Interessant, also eine Art barocker Vorläufer einer Setzeranlage ? Die Kurbel scheint übrigens eine Spezialität italienischer Orgeln zu sein, denn hier sieht man die gleiche Kurbel bei einer 1770 erbauten Callido-Orgel. 🧐
Auch "meine" Mauracher hat 2 Fixkombinationen, auf die mittels dreier Pedale rechts umgestellt werden kann, wobei das 1. Pedal die jeweilige Kombi ausschaltet und dann nur die manuell gewählten Register erklingen.
Es gibt nichts in der Welt, das so wertvoll wäre, wie der Herzensfrieden. ~Franz v. Sales~
Bei alten italienischen Orgeln gibt es schon mal einen tiratutti Zug, der das Plenum einschaltet. Möglicherweise ist es so etwas, wechselwirkend mit Tritt und Kurbel.

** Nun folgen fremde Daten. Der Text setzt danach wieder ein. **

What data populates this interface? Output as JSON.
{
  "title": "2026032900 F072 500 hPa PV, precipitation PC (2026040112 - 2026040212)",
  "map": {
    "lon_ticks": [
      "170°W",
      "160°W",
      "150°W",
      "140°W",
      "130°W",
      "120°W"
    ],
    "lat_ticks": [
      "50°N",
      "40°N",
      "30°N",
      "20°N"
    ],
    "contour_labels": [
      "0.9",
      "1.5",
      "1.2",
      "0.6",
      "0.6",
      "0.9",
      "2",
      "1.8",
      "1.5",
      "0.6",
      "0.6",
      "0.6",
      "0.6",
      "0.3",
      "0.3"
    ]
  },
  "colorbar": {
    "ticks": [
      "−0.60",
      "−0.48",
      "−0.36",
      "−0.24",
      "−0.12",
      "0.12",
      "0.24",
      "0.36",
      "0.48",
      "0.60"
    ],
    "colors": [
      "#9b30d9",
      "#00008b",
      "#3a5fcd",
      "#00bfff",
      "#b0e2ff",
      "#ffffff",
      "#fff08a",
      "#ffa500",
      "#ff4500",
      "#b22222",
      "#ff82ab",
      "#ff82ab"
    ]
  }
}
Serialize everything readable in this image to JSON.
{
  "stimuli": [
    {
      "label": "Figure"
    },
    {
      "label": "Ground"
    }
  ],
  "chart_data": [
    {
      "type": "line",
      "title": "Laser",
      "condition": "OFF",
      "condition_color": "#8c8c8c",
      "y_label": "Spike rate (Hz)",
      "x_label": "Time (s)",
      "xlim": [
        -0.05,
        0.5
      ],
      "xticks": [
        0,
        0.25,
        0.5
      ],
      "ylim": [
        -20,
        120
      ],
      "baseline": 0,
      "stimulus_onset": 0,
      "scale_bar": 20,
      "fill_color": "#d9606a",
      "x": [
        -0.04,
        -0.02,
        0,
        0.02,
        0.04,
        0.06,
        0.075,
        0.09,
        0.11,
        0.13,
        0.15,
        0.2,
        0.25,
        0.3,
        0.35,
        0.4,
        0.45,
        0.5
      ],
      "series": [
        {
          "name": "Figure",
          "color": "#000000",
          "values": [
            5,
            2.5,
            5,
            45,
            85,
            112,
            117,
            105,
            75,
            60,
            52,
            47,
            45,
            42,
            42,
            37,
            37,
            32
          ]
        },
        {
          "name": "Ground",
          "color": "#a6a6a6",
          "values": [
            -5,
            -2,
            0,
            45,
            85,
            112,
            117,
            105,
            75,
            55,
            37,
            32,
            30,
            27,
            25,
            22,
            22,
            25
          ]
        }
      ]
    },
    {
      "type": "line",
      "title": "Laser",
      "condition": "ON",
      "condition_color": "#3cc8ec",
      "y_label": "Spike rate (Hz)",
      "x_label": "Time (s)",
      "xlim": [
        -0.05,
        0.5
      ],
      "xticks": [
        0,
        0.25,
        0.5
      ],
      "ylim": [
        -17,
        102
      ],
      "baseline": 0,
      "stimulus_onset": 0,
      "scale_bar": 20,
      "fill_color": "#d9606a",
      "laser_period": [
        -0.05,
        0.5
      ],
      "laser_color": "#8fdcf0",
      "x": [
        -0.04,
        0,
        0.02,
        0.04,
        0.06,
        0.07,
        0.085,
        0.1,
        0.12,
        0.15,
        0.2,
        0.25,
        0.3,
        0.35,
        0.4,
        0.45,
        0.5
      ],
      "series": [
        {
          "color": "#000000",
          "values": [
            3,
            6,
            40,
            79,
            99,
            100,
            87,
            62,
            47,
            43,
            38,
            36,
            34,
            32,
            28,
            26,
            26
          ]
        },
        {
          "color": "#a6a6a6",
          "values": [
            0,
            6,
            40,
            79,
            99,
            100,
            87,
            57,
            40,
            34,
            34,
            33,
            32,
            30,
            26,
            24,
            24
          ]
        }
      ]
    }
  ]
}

Das ist in der Tat ein "Tiratutti", an dieser Orgel als Handkurbel und als Doppeltritt angelegt, wie aus dem Video-Kommentar hervorgeht ("Tiratutti a manovella e a doppio pedaletto"). Der "Tiratutti" als Handkurbel war eine Spezialität der venezianischen Orgelbauschule seit Pietro Nacchini und Gaetano Callido im 18. Jahrhundert. Die Besonderheit dieses Mechanismusses ist, dass alle Register des Prinzipalplenums gemeinsam eingeschalten und wieder ausgeschalten werden können - mit Ausnahme der Register, die bereits von Hand gezogen sind, die bleiben auch beim Ausschalten des Tiratutti gezogen.